Última estação
Poucas foram as noites de luar de que gostei.
O a-bê-cê dos astros que se soletra
Tal como o traz o penar do dia que se fina,
Dele se tirando novos sentidos e novas esperanças, mais claramente pode ler-se.
Agora que aqui estou desocupado a meditar, poucas luas me ficaram na memória;
As ilhas, a dorida cor da Virgem, o lento declinar
Do luar nas cidades do norte, que por vezes lança
Nas ruas agitadas, nos rios, nos membros dos homens,
Um pesado torpor.
No entanto, ontem à noite, neste nosso último cais
Onde aguardamos que amanheça a hora do regresso
Como uma antiga dívida, uma moeda que ficasse durante anos
No cofre dum avarento, e por fim
Chegasse o momento de pagar e se ouvissem
Os cobres a tilintar na mesa,
Nesta aldeia tirrena, por detrás do mar de Salerno
Por detrás dos portos do regresso, no fim
Duma borrasca de Outono, a Lua furou as nuvens
E as casas na encosta da outra margem fizeram-se esmalte.
Silêncios que a lua ama.
Também isto é um rosário de pensamentos, um modo
De começarmos a falar das coisas que se confessam
Dificilmente, quando já não se aguenta mais, a um amigo
Que se escapou às ocultas e traz
Novas das casas e dos companheiros,
E nos apressamos a abrir-lhe o coração,
Não vá o exílio alcançá-lo e mudá-lo.
Viemos das Arábias, do Egipto, da Palestina, da Síria;
O estado de Comagena, que se apagou como uma pequena lanterna
Muitas vezes volta ao nosso espírito,
E as grandes cidades que viveram milhares de anos,
Delas só restando pastagens de búfalos,
Campos de cana-de-açúcar e de milho.
Viemos da areia do deserto, do mar de Proteu,
Almas maculadas de públicos pecados,
Cada um com seu cargo, como o pássaro na gaiola.

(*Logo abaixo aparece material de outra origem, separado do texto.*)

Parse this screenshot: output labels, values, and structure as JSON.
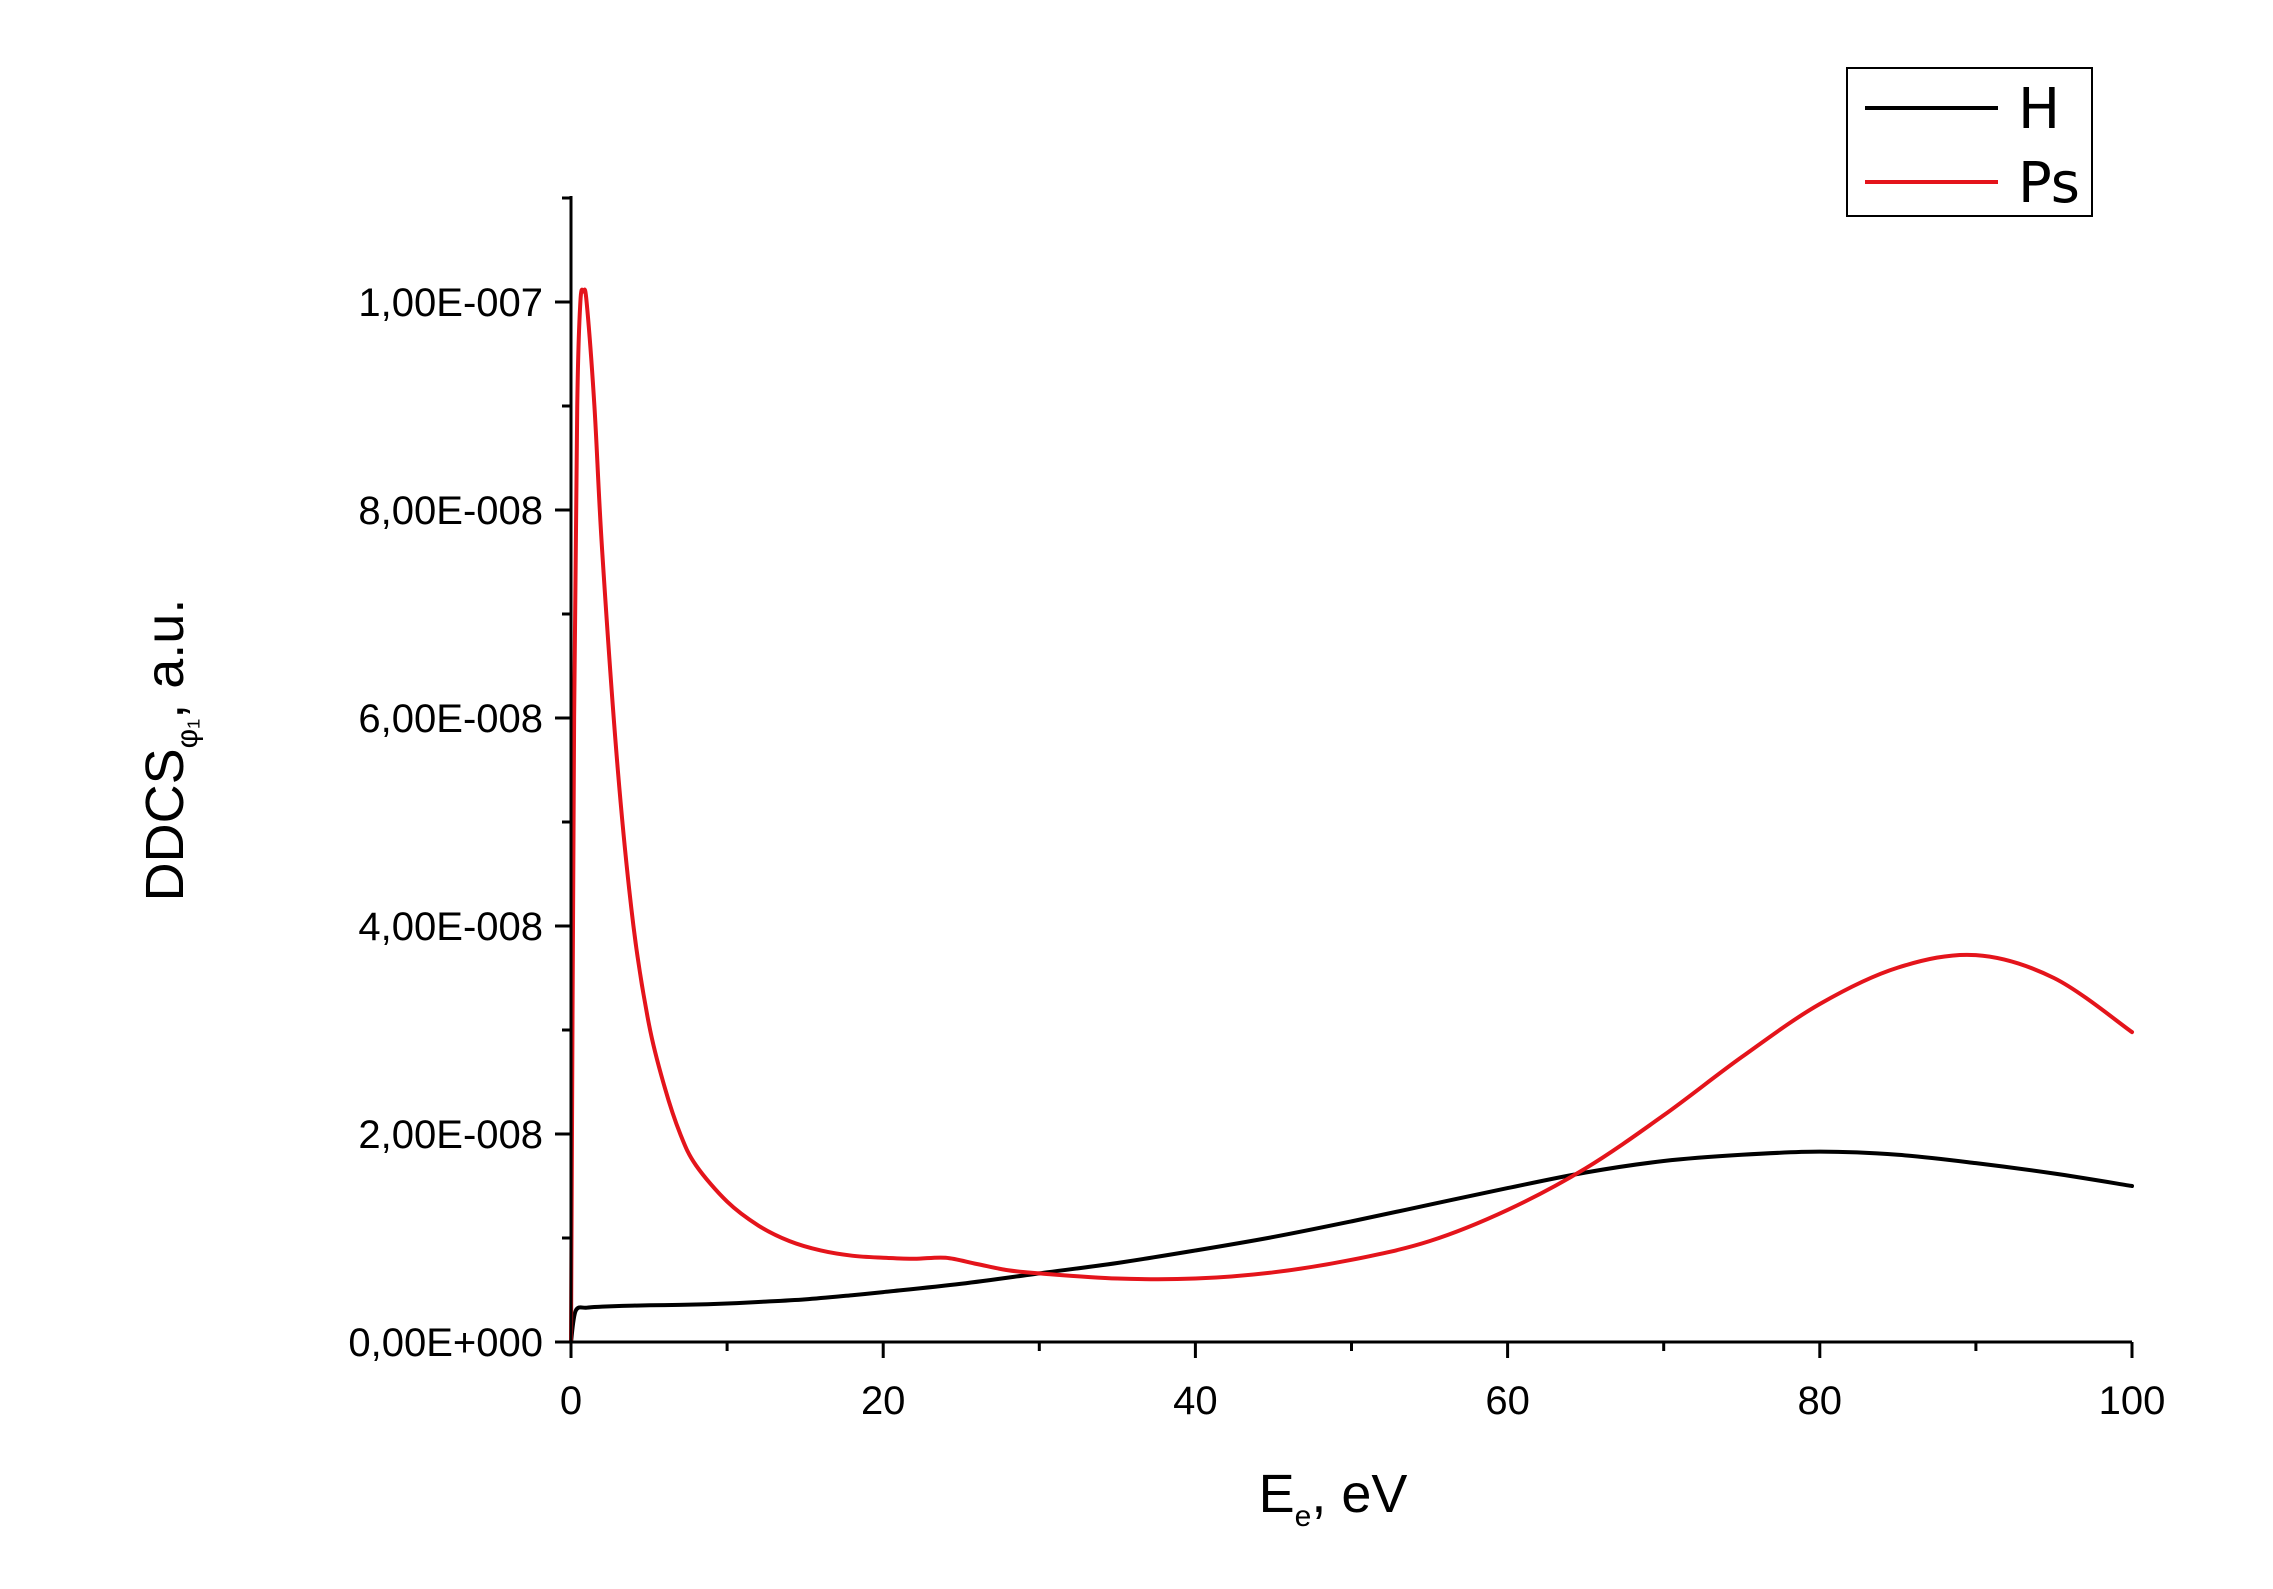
{
  "chart_data": {
    "type": "line",
    "xlabel": {
      "main": "E",
      "sub": "e",
      "suffix": ", eV"
    },
    "ylabel": {
      "main": "DDCS",
      "sub": "φ₁",
      "suffix": ", a.u."
    },
    "xlim": [
      0,
      100
    ],
    "ylim": [
      0,
      1.1e-07
    ],
    "x_ticks": [
      0,
      20,
      40,
      60,
      80,
      100
    ],
    "x_tick_labels": [
      "0",
      "20",
      "40",
      "60",
      "80",
      "100"
    ],
    "y_ticks": [
      0,
      2e-08,
      4e-08,
      6e-08,
      8e-08,
      1e-07
    ],
    "y_tick_labels": [
      "0,00E+000",
      "2,00E-008",
      "4,00E-008",
      "6,00E-008",
      "8,00E-008",
      "1,00E-007"
    ],
    "grid": false,
    "legend_position": "top-right",
    "series": [
      {
        "name": "H",
        "color": "#000000",
        "x": [
          0,
          0.3,
          1,
          2,
          4,
          6,
          8,
          10,
          12,
          15,
          18,
          20,
          25,
          30,
          35,
          40,
          45,
          50,
          55,
          60,
          65,
          70,
          75,
          80,
          85,
          90,
          95,
          100
        ],
        "y": [
          0,
          3e-09,
          3.3e-09,
          3.4e-09,
          3.5e-09,
          3.55e-09,
          3.6e-09,
          3.7e-09,
          3.85e-09,
          4.1e-09,
          4.5e-09,
          4.8e-09,
          5.6e-09,
          6.6e-09,
          7.6e-09,
          8.8e-09,
          1.01e-08,
          1.16e-08,
          1.32e-08,
          1.48e-08,
          1.63e-08,
          1.74e-08,
          1.8e-08,
          1.83e-08,
          1.8e-08,
          1.72e-08,
          1.62e-08,
          1.5e-08
        ]
      },
      {
        "name": "Ps",
        "color": "#e4141b",
        "x": [
          0,
          0.2,
          0.4,
          0.6,
          0.8,
          1,
          1.5,
          2,
          3,
          4,
          5,
          6,
          7,
          8,
          10,
          12,
          14,
          16,
          18,
          20,
          22,
          24,
          26,
          28,
          30,
          35,
          40,
          45,
          50,
          55,
          60,
          65,
          70,
          75,
          80,
          85,
          90,
          95,
          100
        ],
        "y": [
          0,
          6e-08,
          9e-08,
          1e-07,
          1.01e-07,
          1e-07,
          9e-08,
          7.6e-08,
          5.5e-08,
          4e-08,
          3.05e-08,
          2.45e-08,
          2e-08,
          1.7e-08,
          1.35e-08,
          1.12e-08,
          9.7e-09,
          8.8e-09,
          8.3e-09,
          8.1e-09,
          8e-09,
          8.1e-09,
          7.5e-09,
          6.9e-09,
          6.6e-09,
          6.1e-09,
          6.1e-09,
          6.7e-09,
          7.9e-09,
          9.7e-09,
          1.27e-08,
          1.67e-08,
          2.18e-08,
          2.74e-08,
          3.25e-08,
          3.6e-08,
          3.72e-08,
          3.5e-08,
          2.98e-08
        ]
      }
    ]
  }
}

O Outono chuvoso nesta fossa
Inflama a ferida de cada um de nós
Ou, por outras palavras talvez, o destino fatal
Ou simplesmente os maus hábitos, a fraude e o embuste,
Ou ainda a cobiça do sangue dos outros.
Facilmente se tritura o homem na guerra
O homem é frágil, é um molhe de ervas,
Lábios e dedos que desejam branco peito,
Olhos semi-cerrados no esplendor do dia
E pernas que correriam, mesmo tão cansadas,
Ao mais pequeno assobio do lucro.
O homem é frágil e sedento como a erva,
Insaciável como a erva, e os seus nervos são raízes que alastram.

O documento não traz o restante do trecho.